Liebes Tagebuch,

erwachsen zu werden, darauf wartet manch einer sein Leben lang. Doch wann ist man eigentlich tatsächlich erwachsen? Ja ja, ich weiß, mit 18 Jahren ist man volljährig und gilt zumindest vor dem Gesetz als Erwachsener. Meine Güte, das ist bei mir schon ein ganzes Weilchen her. Als ich 18 wurde, kam ich mir wahnsinnig erwachsen vor und war zutiefst beleidigt, wenn mich Unbekannte für höchstens 16 hielten. Wenn ich mir heute 18-jährige Jungs und Mädels anschaue, dann kommen die mir wie kleine Kinder vor. Wahnsinnig jung und süß und die ganze Zukunft liegt ihnen noch zu Füßen. Ich kann mir dann gar nicht mehr vorstellen, warum ich mir seinerzeit mit 18 Jahren so erwachsen vorkam.

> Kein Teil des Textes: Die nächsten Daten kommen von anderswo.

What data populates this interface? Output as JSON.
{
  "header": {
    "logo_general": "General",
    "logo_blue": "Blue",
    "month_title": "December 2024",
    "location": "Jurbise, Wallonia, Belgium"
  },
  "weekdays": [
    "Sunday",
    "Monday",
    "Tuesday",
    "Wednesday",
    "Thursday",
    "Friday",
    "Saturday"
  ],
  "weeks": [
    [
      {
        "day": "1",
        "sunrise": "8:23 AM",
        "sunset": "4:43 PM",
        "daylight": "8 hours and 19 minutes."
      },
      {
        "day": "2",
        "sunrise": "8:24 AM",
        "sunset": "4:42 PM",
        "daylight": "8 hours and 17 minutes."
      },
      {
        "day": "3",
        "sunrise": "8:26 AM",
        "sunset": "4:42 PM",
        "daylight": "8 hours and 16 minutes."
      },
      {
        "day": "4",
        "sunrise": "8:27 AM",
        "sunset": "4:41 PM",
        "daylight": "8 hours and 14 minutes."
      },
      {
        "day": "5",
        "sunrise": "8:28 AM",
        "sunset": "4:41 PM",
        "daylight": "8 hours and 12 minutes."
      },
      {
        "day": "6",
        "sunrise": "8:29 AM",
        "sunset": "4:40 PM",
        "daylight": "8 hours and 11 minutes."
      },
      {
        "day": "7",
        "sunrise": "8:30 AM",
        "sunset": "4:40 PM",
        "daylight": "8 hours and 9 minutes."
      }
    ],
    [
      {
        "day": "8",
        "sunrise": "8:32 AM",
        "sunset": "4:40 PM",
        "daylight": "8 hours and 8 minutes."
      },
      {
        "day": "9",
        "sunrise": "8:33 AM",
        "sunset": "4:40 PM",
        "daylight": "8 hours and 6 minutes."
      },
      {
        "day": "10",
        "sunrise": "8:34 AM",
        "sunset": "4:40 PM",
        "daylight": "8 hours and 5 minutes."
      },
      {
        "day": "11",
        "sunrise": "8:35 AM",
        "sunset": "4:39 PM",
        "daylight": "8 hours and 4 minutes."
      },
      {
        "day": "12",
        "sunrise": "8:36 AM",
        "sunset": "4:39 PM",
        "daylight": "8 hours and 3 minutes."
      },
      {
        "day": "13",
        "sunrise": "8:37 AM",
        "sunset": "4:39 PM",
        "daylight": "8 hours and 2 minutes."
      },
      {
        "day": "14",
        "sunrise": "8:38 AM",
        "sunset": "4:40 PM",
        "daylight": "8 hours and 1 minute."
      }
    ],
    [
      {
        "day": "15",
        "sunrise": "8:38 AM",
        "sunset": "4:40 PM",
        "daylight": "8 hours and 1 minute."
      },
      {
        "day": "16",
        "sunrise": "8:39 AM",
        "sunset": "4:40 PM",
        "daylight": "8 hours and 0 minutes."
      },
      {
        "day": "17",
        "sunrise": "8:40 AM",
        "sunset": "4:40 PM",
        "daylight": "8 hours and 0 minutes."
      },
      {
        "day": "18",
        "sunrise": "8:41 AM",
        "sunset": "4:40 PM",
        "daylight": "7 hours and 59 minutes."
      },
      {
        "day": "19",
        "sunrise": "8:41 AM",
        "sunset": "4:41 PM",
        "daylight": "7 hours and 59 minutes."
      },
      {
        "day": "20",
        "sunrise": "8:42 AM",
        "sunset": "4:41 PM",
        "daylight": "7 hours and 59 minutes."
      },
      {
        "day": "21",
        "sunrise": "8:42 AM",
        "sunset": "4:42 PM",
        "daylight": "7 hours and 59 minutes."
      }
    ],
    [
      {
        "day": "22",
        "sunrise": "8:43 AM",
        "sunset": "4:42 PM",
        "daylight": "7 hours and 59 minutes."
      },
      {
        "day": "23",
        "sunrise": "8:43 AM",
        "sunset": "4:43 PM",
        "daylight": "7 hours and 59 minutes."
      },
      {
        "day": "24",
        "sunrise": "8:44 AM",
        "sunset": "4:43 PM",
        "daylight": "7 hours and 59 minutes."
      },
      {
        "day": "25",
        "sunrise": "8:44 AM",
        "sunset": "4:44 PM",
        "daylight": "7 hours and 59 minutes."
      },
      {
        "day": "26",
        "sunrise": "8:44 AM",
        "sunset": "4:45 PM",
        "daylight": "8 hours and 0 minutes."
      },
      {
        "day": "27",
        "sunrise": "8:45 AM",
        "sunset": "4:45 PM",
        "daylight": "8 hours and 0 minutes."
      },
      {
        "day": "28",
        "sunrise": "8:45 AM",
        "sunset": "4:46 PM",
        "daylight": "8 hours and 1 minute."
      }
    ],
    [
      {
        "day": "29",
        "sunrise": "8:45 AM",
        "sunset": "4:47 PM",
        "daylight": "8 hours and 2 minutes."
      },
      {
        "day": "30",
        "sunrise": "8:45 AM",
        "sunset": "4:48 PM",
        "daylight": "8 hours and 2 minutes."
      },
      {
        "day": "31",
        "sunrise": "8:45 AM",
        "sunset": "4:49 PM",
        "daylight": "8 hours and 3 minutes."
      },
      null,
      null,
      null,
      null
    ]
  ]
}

Aber die tollste Errungenschaft des Erreichens der Volljährigkeit ist für mich nach wie vor der heiß ersehnte Führerschein. Jetzt besitze ich meinen Führerschein seit sage und schreibe x Jahren (mein Alter verrate ich dir nicht!) und er hat für mich immer noch nichts von seiner Faszination verloren. Ich freue mich immer noch wie eine 18-jährige, wenn ich in mein Auto steige, um von A nach B zu fahren und nicht auf öffentliche Verkehrsmittel angewiesen bin. Juhuu!! Es lebe der Führerschein! Vielleicht sollte ich künftig anstelle meiner Geburtstage, diese deprimieren mich immer sehr, den Jahrestag meines Führerscheins feiern. Es ist der 9. September, seitdem bin ich ein Stückchen freier, weil ich zumindest theoretisch jederzeit an jeden x-beliebigen Ort fahren könnte.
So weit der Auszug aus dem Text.